Le grand bal des transparences
Sept œuvres, paraît-il, qui réinterprètent les techniques artisanales. Voilà qui mérite qu'on s'y arrête — pas pour applaudir, mais pour comprendre ce qu'on nous vend vraiment derrière le mot « transparent ».
Sculptural ou simplement vide?
Sur le papier, l'idée est séduisante: du mobilier qui joue avec la lumière, qui s'efface pour mieux révéler l'espace. Dans mon atelier, quand un client me demande du « transparent », je sais déjà que la conversation va être longue. Le PMMA coulé, poli miroir, chant affleuré — ça, c'est transparent. Une plaque industrielle trouble avec des bulles dedans, non. Et entre les deux, il y a un monde de différences que les communiqués de presse ne mentionnent jamais.

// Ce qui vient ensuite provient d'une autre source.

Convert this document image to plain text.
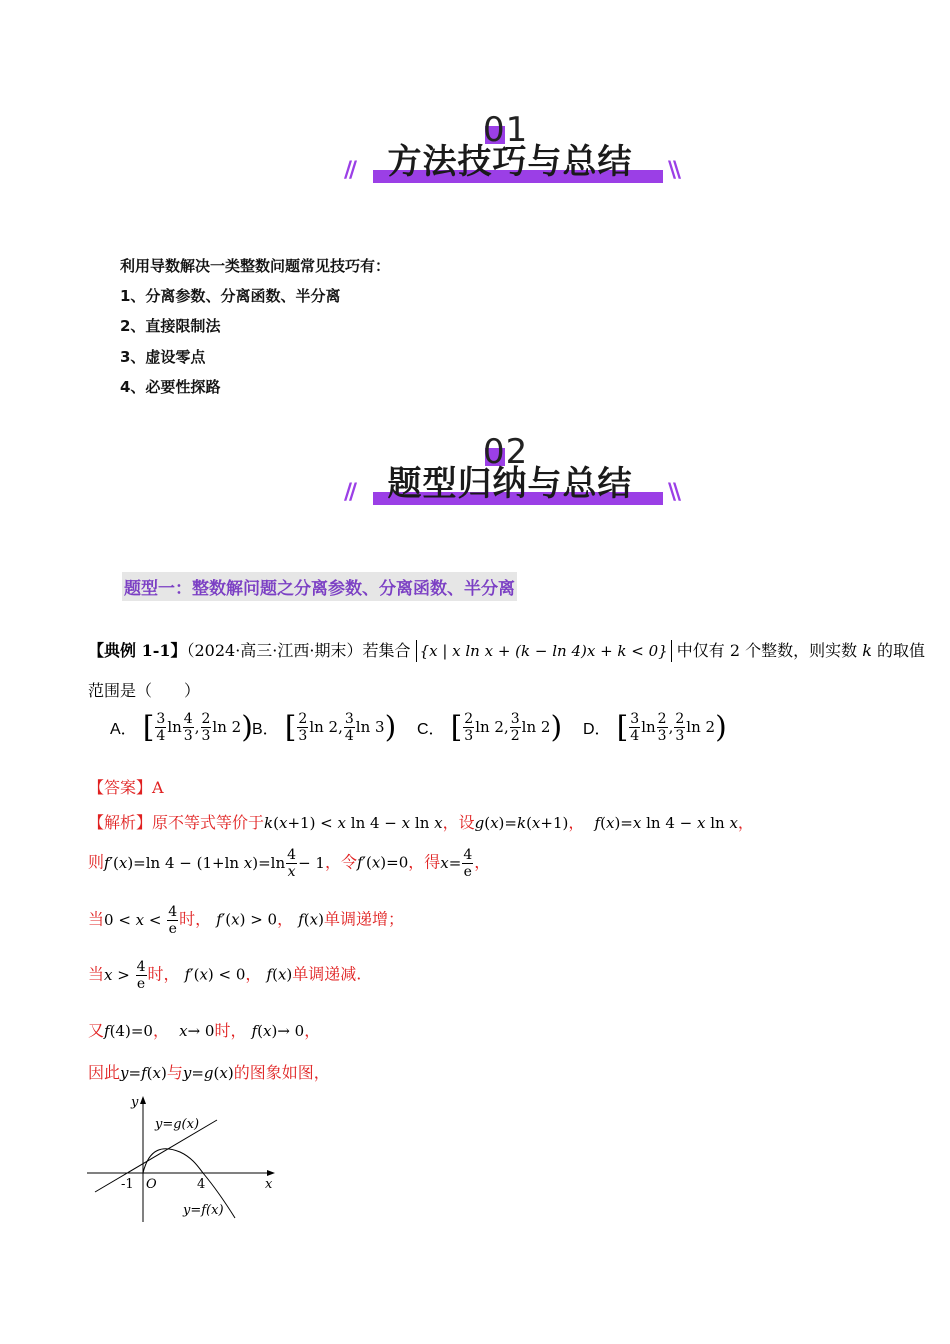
01
//	\\
方法技巧与总结
利用导数解决一类整数问题常见技巧有：
1、分离参数、分离函数、半分离
2、直接限制法
3、虚设零点
4、必要性探路
02
//	\\
题型归纳与总结
题型一：整数解问题之分离参数、分离函数、半分离
【典例 1-1】（2024·高三·江西·期末）若集合 {x | x ln x + (k − ln 4)x + k < 0} 中仅有 2 个整数，则实数 k 的取值
范围是（　　）
A． [ $\frac{3}{4}$ $\ln \frac{4}{3}$ , $\frac{2}{3}$ ln 2) B． [ $\frac{2}{3}$ ln 2, $\frac{3}{4}$ ln 3) C． [ $\frac{2}{3}$ ln 2, $\frac{3}{2}$ ln 2) D． [ $\frac{3}{4}$ $\ln \frac{2}{3}$ , $\frac{2}{3}$ ln 2)
【答案】A
【解析】原不等式等价于k(x+1) < x ln 4 − x ln x，设g(x)=k(x+1)， f(x)=x ln 4 − x ln x，
则f′(x)=ln 4 − (1+ln $x)=\ln \frac{4}{x} - 1$，令f′(x)=0，得$x= \frac{4}{e}$ ，
当$0 < x < \frac{4}{e}$ 时， f′(x) > 0， f(x)单调递增；
当$x > \frac{4}{e}$ 时， f′(x) < 0， f(x)单调递减.
又f(4)=0， x→ 0时， f(x)→ 0，
因此y=f(x)与y=g(x)的图象如图，
y
x
O
-1	4
y=g(x)
y=f(x)
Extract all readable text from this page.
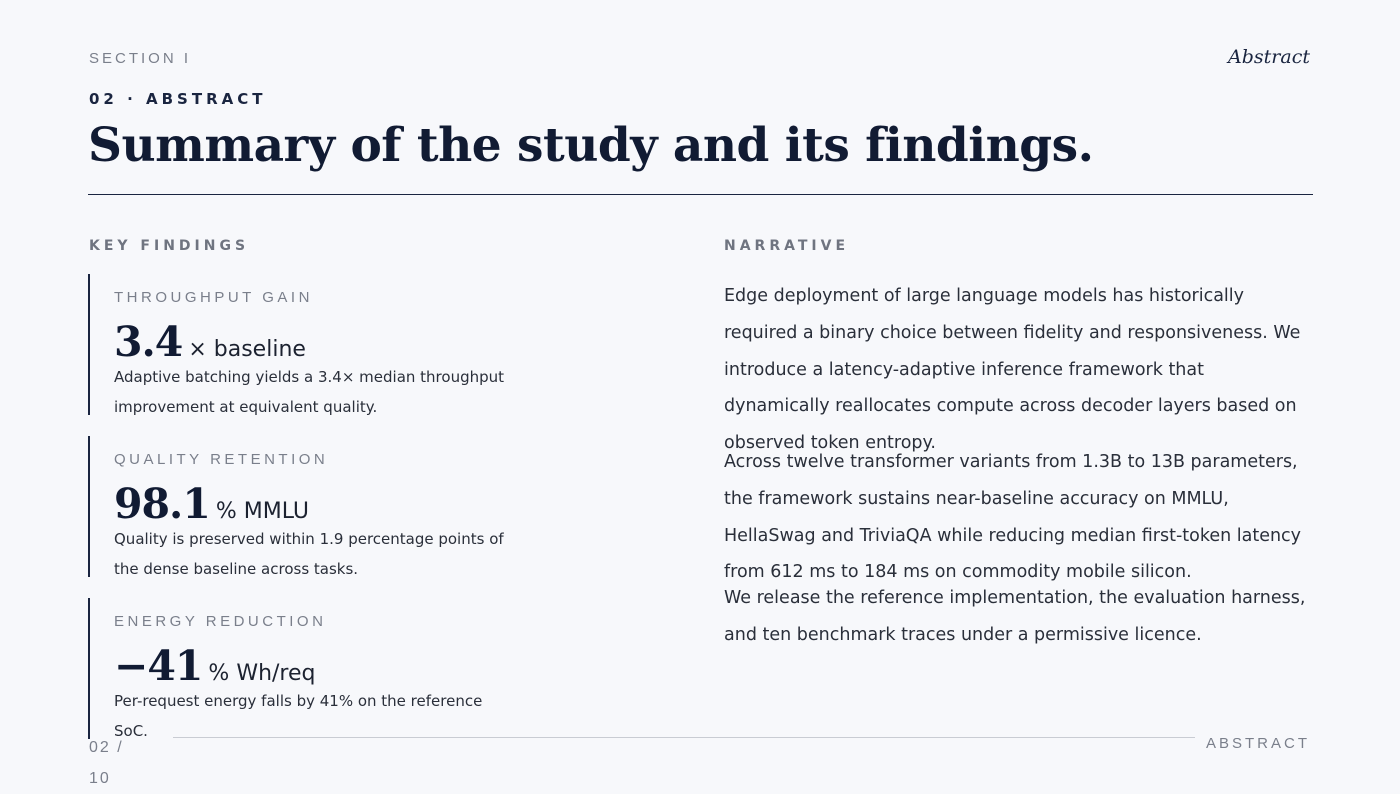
SECTION I	Abstract
02 · ABSTRACT
Summary of the study and its findings.
KEY FINDINGS
THROUGHPUT GAIN
3.4 × baseline
Adaptive batching yields a 3.4× median throughput improvement at equivalent quality.
QUALITY RETENTION
98.1 % MMLU
Quality is preserved within 1.9 percentage points of the dense baseline across tasks.
ENERGY REDUCTION
−41 % Wh/req
Per-request energy falls by 41% on the reference SoC.
NARRATIVE
Edge deployment of large language models has historically required a binary choice between fidelity and responsiveness. We introduce a latency-adaptive inference framework that dynamically reallocates compute across decoder layers based on observed token entropy.
Across twelve transformer variants from 1.3B to 13B parameters, the framework sustains near-baseline accuracy on MMLU, HellaSwag and TriviaQA while reducing median first-token latency from 612 ms to 184 ms on commodity mobile silicon.
We release the reference implementation, the evaluation harness, and ten benchmark traces under a permissive licence.
02 / 10
ABSTRACT
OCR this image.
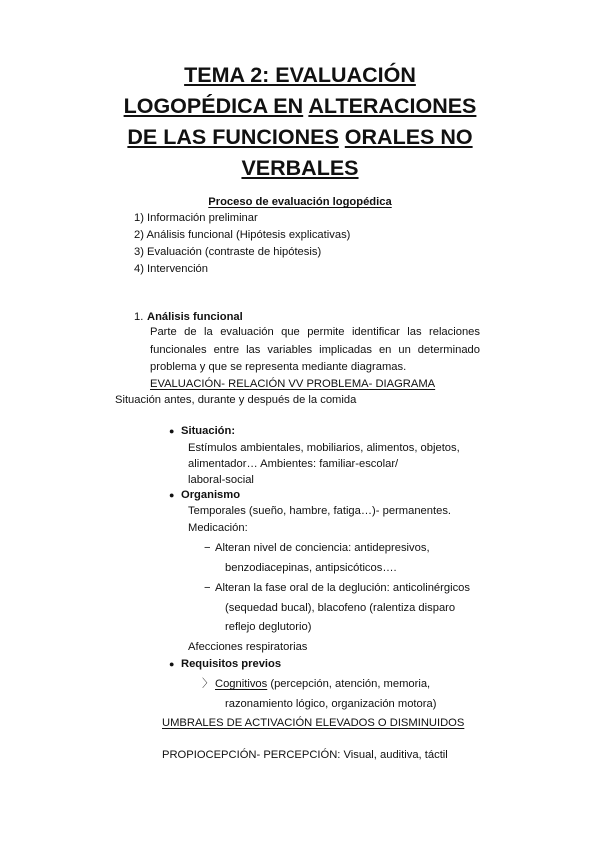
TEMA 2: EVALUACIÓN
LOGOPÉDICA EN ALTERACIONES
DE LAS FUNCIONES ORALES NO
VERBALES
Proceso de evaluación logopédica
1) Información preliminar
2) Análisis funcional (Hipótesis explicativas)
3) Evaluación (contraste de hipótesis)
4) Intervención
1. Análisis funcional

Parte de la evaluación que permite identificar las relaciones funcionales entre las variables implicadas en un determinado problema y que se representa mediante diagramas.

EVALUACIÓN- RELACIÓN VV PROBLEMA- DIAGRAMA
Situación antes, durante y después de la comida
● Situación:
Estímulos ambientales, mobiliarios, alimentos, objetos,
alimentador… Ambientes: familiar-escolar/
laboral-social
● Organismo
Temporales (sueño, hambre, fatiga…)- permanentes.
Medicación:
− Alteran nivel de conciencia: antidepresivos,
benzodiacepinas, antipsicóticos….
− Alteran la fase oral de la deglución: anticolinérgicos
(sequedad bucal), blacofeno (ralentiza disparo
reflejo deglutorio)
Afecciones respiratorias
● Requisitos previos
〉 Cognitivos (percepción, atención, memoria,
razonamiento lógico, organización motora)
UMBRALES DE ACTIVACIÓN ELEVADOS O DISMINUIDOS
PROPIOCEPCIÓN- PERCEPCIÓN: Visual, auditiva, táctil
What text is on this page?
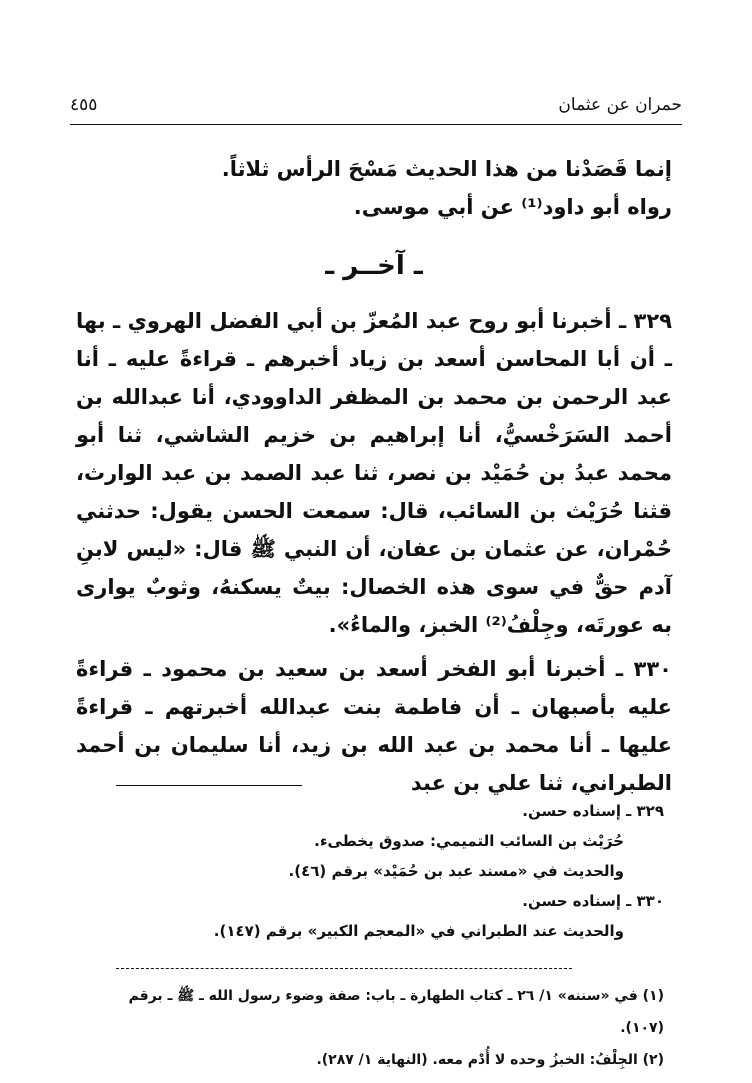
حمران عن عثمان
٤٥٥
إنما قَصَدْنا من هذا الحديث مَسْحَ الرأس ثلاثاً.
رواه أبو داود⁽¹⁾ عن أبي موسى.
ـ آخــر ـ

٣٢٩ ـ أخبرنا أبو روح عبد المُعزّ بن أبي الفضل الهروي ـ بها ـ أن أبا المحاسن أسعد بن زياد أخبرهم ـ قراءةً عليه ـ أنا عبد الرحمن بن محمد بن المظفر الداوودي، أنا عبدالله بن أحمد السَرَخْسيُّ، أنا إبراهيم بن خزيم الشاشي، ثنا أبو محمد عبدُ بن حُمَيْد بن نصر، ثنا عبد الصمد بن عبد الوارث، قثنا حُرَيْث بن السائب، قال: سمعت الحسن يقول: حدثني حُمْران، عن عثمان بن عفان، أن النبي ﷺ قال: «ليس لابنِ آدم حقٌّ في سوى هذه الخصال: بيتٌ يسكنهُ، وثوبٌ يوارى به عورتَه، وجِلْفُ⁽²⁾ الخبز، والماءُ».

٣٣٠ ـ أخبرنا أبو الفخر أسعد بن سعيد بن محمود ـ قراءةً عليه بأصبهان ـ أن فاطمة بنت عبدالله أخبرتهم ـ قراءةً عليها ـ أنا محمد بن عبد الله بن زيد، أنا سليمان بن أحمد الطبراني، ثنا علي بن عبد

٣٢٩ ـ إسناده حسن.
حُرَيْث بن السائب التميمي: صدوق يخطىء.
والحديث في «مسند عبد بن حُمَيْد» برقم (٤٦).
٣٣٠ ـ إسناده حسن.
والحديث عند الطبراني في «المعجم الكبير» برقم (١٤٧).
(١) في «سننه» ١/ ٢٦ ـ كتاب الطهارة ـ باب: صفة وضوء رسول الله ـ ﷺ ـ برقم (١٠٧).
(٢) الجِلْفُ: الخبزُ وحده لا أُدْم معه. (النهاية ١/ ٢٨٧).
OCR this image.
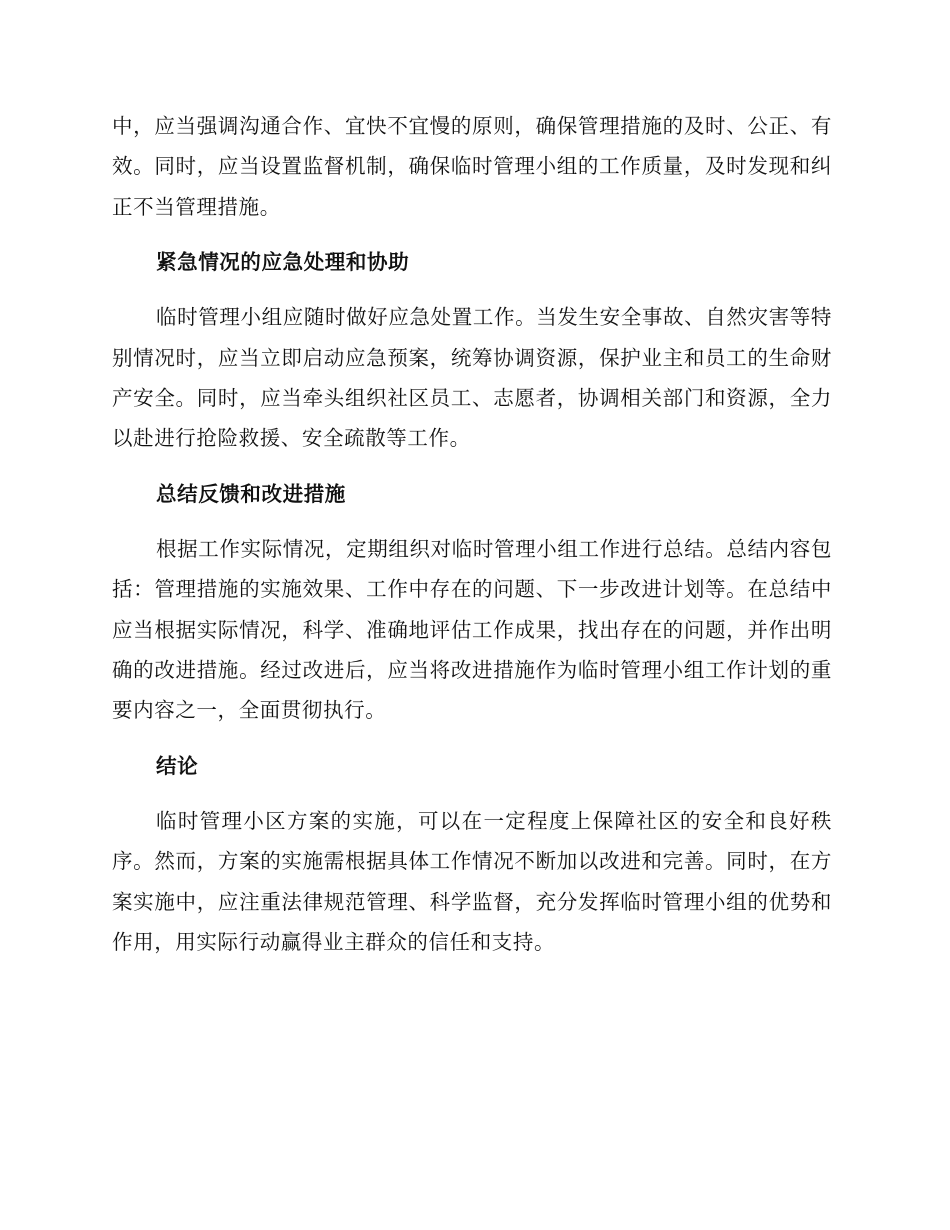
中，应当强调沟通合作、宜快不宜慢的原则，确保管理措施的及时、公正、有效。同时，应当设置监督机制，确保临时管理小组的工作质量，及时发现和纠正不当管理措施。

紧急情况的应急处理和协助

临时管理小组应随时做好应急处置工作。当发生安全事故、自然灾害等特别情况时，应当立即启动应急预案，统筹协调资源，保护业主和员工的生命财产安全。同时，应当牵头组织社区员工、志愿者，协调相关部门和资源，全力以赴进行抢险救援、安全疏散等工作。

总结反馈和改进措施

根据工作实际情况，定期组织对临时管理小组工作进行总结。总结内容包括：管理措施的实施效果、工作中存在的问题、下一步改进计划等。在总结中应当根据实际情况，科学、准确地评估工作成果，找出存在的问题，并作出明确的改进措施。经过改进后，应当将改进措施作为临时管理小组工作计划的重要内容之一，全面贯彻执行。

结论

临时管理小区方案的实施，可以在一定程度上保障社区的安全和良好秩序。然而，方案的实施需根据具体工作情况不断加以改进和完善。同时，在方案实施中，应注重法律规范管理、科学监督，充分发挥临时管理小组的优势和作用，用实际行动赢得业主群众的信任和支持。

L'angle « réinterprétation des techniques artisanales » me fait dresser l'oreille. Réinterpréter, d'accord — mais à quelle fin? Si c'est pour poser trois parallélépipèdes de résine sur un socle et facturer le tout comme une « pièce sculpturale », on est dans le tape-à-l'œil. Si c'est pour pousser plus loin l'assemblage, la finition, la tenue dans le temps, alors là, je tends la main.
Ce que j'y guette
Ce qui m'intéresse sur ce type d'événement, c'est moins le nom des galeries que la matière elle-même. Un mobilier transparent qui traverse une décennie sans micro-rayures jaunes, sans collage visible, sans porte-à-faux qui fatigue — ça existe. Ça demande du choix de plaque, du savoir-faire d'usinage, et surtout aucune concession sur les finitions invisibles. À voir si les sept pièces de In Situ tiennent cette promesse ou si elles ne sont que des manifestes photographiques destinés aux magazines.
Pour l'instant, je reste sur mon établi. Quand les visuels détaillés tomberont, je regarderai les chants, les jonctions, l'état de surface. Le reste n'est que discours.